When it comes to ramen, there are many tastes and regional variations whether it be shio (salt), shoyu (soy sauce), tonkotsu (pork bone broth) in Kyushu or miso ramen which is served up in Hokkaido. On top of that come the crazy novelty ones which include things like cheese, coffee, ice-cream, tequila, kiwi, ham, pizza, sake, pineapple and so on. The kind of things that the true ramen masters would most definitely turn their nose up at!
That intro was actually copy and pasted from earlier this year when I sampled blue ramen but it’s an opening paragraph that’s also apt for this post about a new wave of ramen which has recently started being served up in a trailer house restaurant in Tokyo. Earlier this month, on a ridiculously hot day (over 36 degrees celsius!) I stopped off at this place en-route to see Tokyo’s newest big buddha statue.
Sadly, this place is not centrally located so one has to venture out west for about an hour to Seibu Tachikawa Station on the Seibu Hajima Line where it can be found five minutes walk away. There are just 13 seats inside this ramen restaurant (which I presume is called ‘Uma’) and they are all sitting at the counter. The owner was a very nice friendly guy and even came to pose for a picture on my way out later.
Confronted by a ticket machine on arrival, it took me a while to locate the button for goku-uma tsukemen (dipping noodles) as the most popular ones are usually found on the top row. Not here though as it was buried right in the middle of all the many dish options. It cost 920 yen and you can choose whether to have a regular or large serving of noodles. Naturally, I went for the big option!
When it was served to me I thought I had better confirm with the waitress how to eat it exactly. I was quite surprised when the answer came back in English! As expected, you just break open the bread cover and dip a serving of noodles in each time!
In some ways it looks not too dis-similar to Russian soup-pot (not sure of its proper name). Breaking into the dome is the fun bit and the bread lid is slightly sweet.
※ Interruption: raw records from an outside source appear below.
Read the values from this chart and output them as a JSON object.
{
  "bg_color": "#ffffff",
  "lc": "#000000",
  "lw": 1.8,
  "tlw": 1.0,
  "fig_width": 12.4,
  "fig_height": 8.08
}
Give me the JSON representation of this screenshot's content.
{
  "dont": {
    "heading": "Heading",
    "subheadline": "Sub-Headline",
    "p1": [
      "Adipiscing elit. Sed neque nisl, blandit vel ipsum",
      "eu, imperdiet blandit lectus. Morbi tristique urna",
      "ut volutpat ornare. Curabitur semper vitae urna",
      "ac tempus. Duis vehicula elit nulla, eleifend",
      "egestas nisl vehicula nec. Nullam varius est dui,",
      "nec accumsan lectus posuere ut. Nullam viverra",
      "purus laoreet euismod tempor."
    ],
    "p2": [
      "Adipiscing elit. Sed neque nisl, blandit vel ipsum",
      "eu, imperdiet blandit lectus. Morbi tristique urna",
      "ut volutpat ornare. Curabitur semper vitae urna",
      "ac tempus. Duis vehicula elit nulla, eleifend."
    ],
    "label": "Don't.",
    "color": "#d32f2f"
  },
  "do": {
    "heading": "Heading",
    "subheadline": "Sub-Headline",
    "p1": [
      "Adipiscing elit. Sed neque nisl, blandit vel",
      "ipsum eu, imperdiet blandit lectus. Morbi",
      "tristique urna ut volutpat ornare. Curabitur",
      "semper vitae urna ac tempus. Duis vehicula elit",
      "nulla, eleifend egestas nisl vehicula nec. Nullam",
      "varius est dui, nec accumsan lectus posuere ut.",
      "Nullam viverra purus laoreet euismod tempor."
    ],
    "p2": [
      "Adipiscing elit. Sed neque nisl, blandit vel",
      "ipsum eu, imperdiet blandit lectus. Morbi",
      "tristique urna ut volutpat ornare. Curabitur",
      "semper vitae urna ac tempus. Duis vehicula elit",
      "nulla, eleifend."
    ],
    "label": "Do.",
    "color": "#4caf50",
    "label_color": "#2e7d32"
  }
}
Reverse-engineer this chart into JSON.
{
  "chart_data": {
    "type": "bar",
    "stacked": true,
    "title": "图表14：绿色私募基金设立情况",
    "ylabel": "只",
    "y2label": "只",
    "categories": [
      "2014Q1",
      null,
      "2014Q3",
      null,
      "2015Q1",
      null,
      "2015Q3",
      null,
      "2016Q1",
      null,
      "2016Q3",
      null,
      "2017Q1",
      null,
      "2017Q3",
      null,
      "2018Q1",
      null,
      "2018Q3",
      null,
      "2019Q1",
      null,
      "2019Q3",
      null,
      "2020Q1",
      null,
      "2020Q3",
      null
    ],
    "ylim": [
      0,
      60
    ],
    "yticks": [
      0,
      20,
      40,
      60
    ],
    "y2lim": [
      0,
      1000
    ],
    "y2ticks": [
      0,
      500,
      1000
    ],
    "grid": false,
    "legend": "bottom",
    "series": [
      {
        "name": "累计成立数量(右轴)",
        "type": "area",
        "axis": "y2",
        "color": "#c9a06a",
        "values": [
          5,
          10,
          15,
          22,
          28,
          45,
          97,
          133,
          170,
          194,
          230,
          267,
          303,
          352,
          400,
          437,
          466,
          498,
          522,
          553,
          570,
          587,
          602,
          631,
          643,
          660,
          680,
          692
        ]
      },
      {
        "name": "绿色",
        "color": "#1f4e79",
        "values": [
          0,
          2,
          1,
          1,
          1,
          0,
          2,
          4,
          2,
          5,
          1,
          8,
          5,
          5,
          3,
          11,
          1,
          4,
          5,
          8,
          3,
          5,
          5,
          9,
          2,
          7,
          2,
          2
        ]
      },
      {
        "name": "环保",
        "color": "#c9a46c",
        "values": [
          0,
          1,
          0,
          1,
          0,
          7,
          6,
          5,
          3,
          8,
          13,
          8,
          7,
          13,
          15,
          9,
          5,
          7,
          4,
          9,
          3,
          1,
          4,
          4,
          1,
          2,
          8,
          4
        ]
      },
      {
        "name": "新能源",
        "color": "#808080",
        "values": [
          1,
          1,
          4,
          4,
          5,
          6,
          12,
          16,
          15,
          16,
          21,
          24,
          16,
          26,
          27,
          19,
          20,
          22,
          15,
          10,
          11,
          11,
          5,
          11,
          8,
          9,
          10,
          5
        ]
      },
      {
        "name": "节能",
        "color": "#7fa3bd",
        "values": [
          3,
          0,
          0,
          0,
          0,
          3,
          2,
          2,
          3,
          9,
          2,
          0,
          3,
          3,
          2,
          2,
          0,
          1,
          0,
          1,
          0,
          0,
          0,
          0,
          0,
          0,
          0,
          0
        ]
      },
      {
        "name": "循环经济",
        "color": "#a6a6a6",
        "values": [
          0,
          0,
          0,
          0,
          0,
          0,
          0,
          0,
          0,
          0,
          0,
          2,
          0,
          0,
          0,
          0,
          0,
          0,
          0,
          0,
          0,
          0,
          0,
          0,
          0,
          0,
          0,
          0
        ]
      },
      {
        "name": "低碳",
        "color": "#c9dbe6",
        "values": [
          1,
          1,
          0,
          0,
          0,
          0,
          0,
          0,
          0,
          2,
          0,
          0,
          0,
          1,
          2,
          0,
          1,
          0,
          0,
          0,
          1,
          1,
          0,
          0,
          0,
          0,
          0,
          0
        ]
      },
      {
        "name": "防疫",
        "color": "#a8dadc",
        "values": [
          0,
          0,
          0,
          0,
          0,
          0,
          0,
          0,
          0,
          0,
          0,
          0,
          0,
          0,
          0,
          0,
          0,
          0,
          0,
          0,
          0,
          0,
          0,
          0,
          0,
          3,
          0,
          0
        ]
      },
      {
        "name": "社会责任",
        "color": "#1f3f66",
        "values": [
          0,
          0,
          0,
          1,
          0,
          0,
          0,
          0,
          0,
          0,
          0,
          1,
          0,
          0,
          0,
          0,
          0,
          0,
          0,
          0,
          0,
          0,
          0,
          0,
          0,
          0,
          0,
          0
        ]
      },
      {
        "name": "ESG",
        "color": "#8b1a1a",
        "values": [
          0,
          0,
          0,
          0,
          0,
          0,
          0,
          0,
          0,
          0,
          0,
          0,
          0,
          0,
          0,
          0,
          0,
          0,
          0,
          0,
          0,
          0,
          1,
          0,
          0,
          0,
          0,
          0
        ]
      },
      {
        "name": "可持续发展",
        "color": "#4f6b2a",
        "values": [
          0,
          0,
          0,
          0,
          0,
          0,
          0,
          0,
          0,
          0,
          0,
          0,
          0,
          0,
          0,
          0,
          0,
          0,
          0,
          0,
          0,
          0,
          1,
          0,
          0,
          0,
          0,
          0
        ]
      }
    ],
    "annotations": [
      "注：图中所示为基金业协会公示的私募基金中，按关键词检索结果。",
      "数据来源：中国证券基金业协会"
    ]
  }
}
The soup is thick and rich in flavour and contains a single piece of thick chashu (Japanese braised pork) meat. Steam is instantly emitted once the chopsticks tear into it and then you just take the chewy thick noodles and dip them into the hot soup. It really is absolutely delicious and I’d love to try it again but it’s just a bit too far to go for it.
Ume Tsukemen is a rarity (for now) and has recently featured on television and in magazines which is how I came to know about it. The address is 1-3-15 Nishitsagamachi, Tachikawa-shi, Tokyo. Please note that it is NOT open on Tuesdays.